As we all know beginnings are multi-dimensional and as impossible to locate definitively as it is to map a coastline down to its last micro-nano fractal, as Zeno and Tim Robinson both knew. But scaling up the map from there is how we live most of our days. On which scale, I’ll take you back to 3 November 1968. That was when at twenty-two and with all my worldly goods I made landfall on Inis Mór. I am aware how often I refer to that time, how thoroughly it haunts me still, and what that might say about my pathology and all the other years of my life. Here is a poem on the subject, a belated SOS. Is there anyone out there with a life-line?

The Scene of my Undoing, All Over Again

I drew a line Latitude 53° 07´ with my ruler
from November to October.
A clean line I thought
like a break with the past.
Then I stood back.
A line under what?
Too much to keep out.

Here I go, I said to myself,
all over again, in-between
W. Longitude 9° 50´ and 37´
minutes like me that don’t move on
with 45 bisecting the bay
where I’d like my ashes strewn
at highwater one day.

Where wintering waders
pipe and scatter
and in spring the lark continuously singing
climbs from haven to heaven –
to stoop and loop in silence down again
as I revisit the scene
of my undoing.

And in the month of June
do I need to say
the corncrake’s asymmetry
and the one-eyed cimetière marin
blowing forever
to the echo of hooves and waves
in that eavesdropping time.

Time from November to October
that so possesses me still,
surely there must be
something wrong with me?
O come to my rescue if you will.
You have the coordinates.
And may you find me soon,
there or here, I don’t mind.

You can also find someone purporting to be me in Andrew McNeillie’s book An Aran Keening, first published by the Lilliput Press, Dublin, in 2001, now reissued and available again in handsome new livery, as here:


Also a new, previously unpublished prequel to it: News of the World (2025), allowing you to look further into the pathology of ‘the playboy’ and the hold Inis Mór exerted over him in his youth and young-manhood.


Do please go to the Lilliput website and order copies to support their valiant cause. Also available via the London Review Bookshop. If you have a copy already, make someone else happy, or sad. Now, keep it to yourself, as we say when we want the cat out of the bag, but, according to people informed on the matter (as the Financial Times is given to saying, on topics of far less weight), the Skipper is out fishing, nightfishing currently, very much in the dark, for a new issue of Archipelago. We expect he’ll make landfall here in November, for auld lang syne.
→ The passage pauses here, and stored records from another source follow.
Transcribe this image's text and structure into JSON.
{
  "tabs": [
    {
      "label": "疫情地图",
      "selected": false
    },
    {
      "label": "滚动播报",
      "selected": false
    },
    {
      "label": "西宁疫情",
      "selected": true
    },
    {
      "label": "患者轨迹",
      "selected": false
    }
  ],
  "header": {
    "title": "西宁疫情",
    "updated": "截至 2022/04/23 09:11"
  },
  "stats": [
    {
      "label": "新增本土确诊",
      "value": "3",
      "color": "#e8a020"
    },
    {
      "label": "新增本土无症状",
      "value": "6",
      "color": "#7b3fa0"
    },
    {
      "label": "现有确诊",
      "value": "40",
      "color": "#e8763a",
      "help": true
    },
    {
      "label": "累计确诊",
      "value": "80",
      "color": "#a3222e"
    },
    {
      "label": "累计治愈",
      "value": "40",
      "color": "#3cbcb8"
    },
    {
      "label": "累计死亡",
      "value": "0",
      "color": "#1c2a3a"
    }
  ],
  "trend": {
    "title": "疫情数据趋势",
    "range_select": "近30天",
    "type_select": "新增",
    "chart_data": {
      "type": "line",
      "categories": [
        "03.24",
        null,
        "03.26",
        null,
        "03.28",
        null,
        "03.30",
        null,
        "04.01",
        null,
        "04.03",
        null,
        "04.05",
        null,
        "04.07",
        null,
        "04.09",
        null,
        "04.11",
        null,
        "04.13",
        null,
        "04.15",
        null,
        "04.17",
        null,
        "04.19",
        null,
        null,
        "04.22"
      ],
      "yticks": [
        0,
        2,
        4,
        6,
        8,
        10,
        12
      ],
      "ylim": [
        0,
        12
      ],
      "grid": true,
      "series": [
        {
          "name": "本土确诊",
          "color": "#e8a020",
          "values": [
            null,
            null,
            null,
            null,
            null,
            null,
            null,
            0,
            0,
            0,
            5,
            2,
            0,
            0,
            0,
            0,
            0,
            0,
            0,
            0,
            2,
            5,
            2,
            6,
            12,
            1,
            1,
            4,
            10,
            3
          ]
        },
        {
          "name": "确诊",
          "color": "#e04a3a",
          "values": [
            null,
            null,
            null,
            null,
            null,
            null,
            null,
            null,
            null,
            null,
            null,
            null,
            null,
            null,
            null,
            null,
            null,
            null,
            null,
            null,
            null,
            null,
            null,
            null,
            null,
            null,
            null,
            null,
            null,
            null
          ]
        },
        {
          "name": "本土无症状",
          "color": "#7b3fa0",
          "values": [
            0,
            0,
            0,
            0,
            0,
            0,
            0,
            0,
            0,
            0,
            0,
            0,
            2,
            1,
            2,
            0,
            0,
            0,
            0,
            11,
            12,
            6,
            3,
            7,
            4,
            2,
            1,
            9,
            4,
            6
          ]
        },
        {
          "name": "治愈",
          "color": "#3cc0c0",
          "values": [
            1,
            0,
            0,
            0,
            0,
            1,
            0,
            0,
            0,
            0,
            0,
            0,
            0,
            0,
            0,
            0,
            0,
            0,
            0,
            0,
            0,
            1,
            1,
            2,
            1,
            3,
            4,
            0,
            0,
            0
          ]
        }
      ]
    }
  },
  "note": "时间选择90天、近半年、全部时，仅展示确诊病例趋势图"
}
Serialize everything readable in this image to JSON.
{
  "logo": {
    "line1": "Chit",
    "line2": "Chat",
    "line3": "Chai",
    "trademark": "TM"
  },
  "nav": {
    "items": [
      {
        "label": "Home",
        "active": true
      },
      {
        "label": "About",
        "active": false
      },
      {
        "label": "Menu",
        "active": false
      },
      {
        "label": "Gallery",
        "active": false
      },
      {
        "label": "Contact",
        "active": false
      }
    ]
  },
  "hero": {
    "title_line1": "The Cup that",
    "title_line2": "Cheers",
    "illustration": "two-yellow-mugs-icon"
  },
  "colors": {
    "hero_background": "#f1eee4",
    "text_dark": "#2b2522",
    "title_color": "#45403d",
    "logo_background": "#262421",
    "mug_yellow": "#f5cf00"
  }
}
We doubt there’ll be more to report until the end of the year when all will be revealed, as the old man holds course for the inglorious twelfth and his eightieth birthday (DV). The last we heard he was shooting his net at the western approaches to the Menai Strait. He plans then to head north in the direction of the Isle of Staffa. From there it’s anyone’s guess where he’ll surface next. All we can say is that the ‘catch’ this time will revert to the proportions of the earlier issues. Postal charges on ‘bumper’ issues are crippling to bear.